As MAIs are either of general-purpose or tailor-made for a clinical specialty, their stress tests will be different. For a general-purpose MAI, the tests should consist of as many clinical conditions as possible, yet it is important to avoid bias in the distribution of different conditions. For an MAI targeting a clinical specialty, it is important for its tests to include not only the disease of interest, but also healthy controls, differential diagnosis patients of other conditions and patients with the targeted disease who also have comorbidities.

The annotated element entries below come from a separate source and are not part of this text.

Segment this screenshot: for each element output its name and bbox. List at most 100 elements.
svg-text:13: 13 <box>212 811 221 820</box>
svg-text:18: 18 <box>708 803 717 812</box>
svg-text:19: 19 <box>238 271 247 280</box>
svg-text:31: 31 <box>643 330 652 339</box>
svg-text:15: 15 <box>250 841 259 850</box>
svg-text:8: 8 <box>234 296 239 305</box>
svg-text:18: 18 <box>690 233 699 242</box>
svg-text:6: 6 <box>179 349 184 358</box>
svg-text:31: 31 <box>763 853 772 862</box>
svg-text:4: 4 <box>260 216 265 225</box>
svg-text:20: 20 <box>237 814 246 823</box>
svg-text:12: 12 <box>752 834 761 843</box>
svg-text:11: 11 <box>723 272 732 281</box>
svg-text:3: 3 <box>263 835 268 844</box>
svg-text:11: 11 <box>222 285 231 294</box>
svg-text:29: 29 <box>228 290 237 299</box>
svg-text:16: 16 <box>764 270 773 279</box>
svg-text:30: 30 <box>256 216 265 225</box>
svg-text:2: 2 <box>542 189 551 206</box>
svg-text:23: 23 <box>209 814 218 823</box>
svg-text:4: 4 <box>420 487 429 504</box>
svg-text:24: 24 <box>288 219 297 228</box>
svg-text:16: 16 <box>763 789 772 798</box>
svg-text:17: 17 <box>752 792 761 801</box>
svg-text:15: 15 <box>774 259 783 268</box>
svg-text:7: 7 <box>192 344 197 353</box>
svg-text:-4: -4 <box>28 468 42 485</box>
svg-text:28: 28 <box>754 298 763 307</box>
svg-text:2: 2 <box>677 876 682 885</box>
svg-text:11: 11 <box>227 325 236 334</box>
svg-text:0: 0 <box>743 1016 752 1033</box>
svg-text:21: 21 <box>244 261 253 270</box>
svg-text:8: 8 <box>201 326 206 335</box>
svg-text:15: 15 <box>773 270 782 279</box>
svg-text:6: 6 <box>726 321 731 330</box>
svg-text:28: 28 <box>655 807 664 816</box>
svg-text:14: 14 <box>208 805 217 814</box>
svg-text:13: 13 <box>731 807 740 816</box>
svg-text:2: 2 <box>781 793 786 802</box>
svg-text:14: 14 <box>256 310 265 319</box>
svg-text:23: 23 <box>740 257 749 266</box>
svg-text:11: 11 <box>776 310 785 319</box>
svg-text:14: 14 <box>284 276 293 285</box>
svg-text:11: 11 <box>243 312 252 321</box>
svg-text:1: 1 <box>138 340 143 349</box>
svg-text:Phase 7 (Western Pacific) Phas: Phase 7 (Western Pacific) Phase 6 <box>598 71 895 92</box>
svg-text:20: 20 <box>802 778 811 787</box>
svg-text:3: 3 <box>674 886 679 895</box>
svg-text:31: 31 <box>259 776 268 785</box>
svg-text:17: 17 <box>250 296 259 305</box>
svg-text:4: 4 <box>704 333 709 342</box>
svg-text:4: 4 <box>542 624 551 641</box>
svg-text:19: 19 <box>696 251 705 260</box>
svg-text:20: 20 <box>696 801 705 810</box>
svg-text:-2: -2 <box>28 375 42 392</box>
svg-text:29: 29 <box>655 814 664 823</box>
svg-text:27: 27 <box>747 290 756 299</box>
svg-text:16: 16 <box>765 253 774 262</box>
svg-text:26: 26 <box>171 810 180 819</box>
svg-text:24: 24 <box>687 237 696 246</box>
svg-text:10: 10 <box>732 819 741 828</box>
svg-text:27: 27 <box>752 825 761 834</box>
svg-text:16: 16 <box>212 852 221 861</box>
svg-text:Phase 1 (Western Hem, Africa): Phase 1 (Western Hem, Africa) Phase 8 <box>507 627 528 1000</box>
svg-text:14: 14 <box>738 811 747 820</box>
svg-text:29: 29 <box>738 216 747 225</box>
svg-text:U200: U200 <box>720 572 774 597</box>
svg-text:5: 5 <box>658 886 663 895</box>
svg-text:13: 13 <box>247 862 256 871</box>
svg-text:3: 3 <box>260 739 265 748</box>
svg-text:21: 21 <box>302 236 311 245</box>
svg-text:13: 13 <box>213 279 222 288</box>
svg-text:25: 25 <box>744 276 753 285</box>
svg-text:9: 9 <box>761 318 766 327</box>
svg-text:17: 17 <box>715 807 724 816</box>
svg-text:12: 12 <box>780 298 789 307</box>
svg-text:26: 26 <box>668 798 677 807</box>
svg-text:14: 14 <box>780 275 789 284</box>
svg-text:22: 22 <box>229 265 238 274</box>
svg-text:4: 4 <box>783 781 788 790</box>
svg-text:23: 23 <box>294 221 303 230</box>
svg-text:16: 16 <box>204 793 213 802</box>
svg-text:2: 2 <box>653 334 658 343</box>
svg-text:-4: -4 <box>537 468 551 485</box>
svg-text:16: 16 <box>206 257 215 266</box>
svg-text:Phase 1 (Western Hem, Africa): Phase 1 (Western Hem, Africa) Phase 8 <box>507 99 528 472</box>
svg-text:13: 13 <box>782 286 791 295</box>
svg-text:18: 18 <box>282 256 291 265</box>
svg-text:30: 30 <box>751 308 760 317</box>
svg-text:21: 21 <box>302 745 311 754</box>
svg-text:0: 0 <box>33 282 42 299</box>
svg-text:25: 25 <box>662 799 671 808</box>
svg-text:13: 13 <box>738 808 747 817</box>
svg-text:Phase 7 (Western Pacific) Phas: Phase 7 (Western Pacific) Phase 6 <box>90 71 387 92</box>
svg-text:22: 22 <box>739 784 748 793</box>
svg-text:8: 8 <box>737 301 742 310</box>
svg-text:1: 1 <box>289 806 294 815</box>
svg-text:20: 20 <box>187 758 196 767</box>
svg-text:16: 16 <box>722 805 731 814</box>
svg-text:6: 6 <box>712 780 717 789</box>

Being highly non-linear, an MAI may experience substantial changes in its performance with adjustment of design, fine-tuning of hyperparameters and addition of training data. Under stress tests, it is important that the performance of an MAI after upgrades is comprehensively assessed. This includes, but not limited to, achieving an equal or better sensitivity, specificity and test-retest reliability.

Stress tests also evolve with the stakeholder landscape, which changes over time. Many factors influence the stakeholder landscape, including but not limited to the legal framework for MAI adoption, regulation on safety of MAI products, data privacy, liability and reimbursement policies. Ethical guidance is another important factor influencing the stakeholder landscape as it addresses bias, fairness, transparency and accountability in MAI development and use. When such factors change, it is likely that our requirements and design for sound stress tests need to change in response.